Could you please tell me what could be the reason of this not retrieving the correct documents, and how could this be modified to get the desired results.

Thanks!

yhshu commented 1 month ago

Is it possible that this is due to the process in which the 3 passages were used for extraction? The passage file was subsequently modified, but the cache was not cleared. So it still reads these 3 passages? @bernaljg

bernaljg commented 1 month ago

This behavior is quite strange, I tried to reproduce this in my own environment with a synthetic corpus and it works correctly. I'm willing to jump on a call and try to debug this if you'd like though!

daniyal214 commented 1 month ago

@bernaljg Sure, that would be great. Thanks for the response.

daniyal214 commented 1 month ago

@yhshu Thanks for the response. I'm not sure, maybe. I'll try once again with a fresh environment with cleared cache, then will see if it still persists.
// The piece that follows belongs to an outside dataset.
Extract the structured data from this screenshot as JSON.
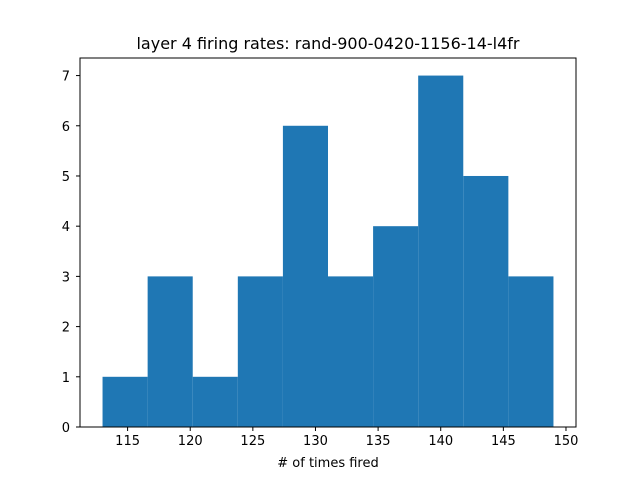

bernaljg commented 1 month ago

@daniyal214 I suggest you also clear the output directory before re-running. If the bug is still happening shoot me an email and we can look at it together.

daniyal214 commented 1 month ago

@bernaljg @yhshu Thank you both for your quick and helpful responses!

It seems like the issue was indeed related to the process involving the passages and the cache. I set up a fresh environment, and re-indexed everything. This resolved the problem.

I really appreciate both of your assistance and willingness to help debug the issue. Thanks again!

I'll go ahead and close this issue now.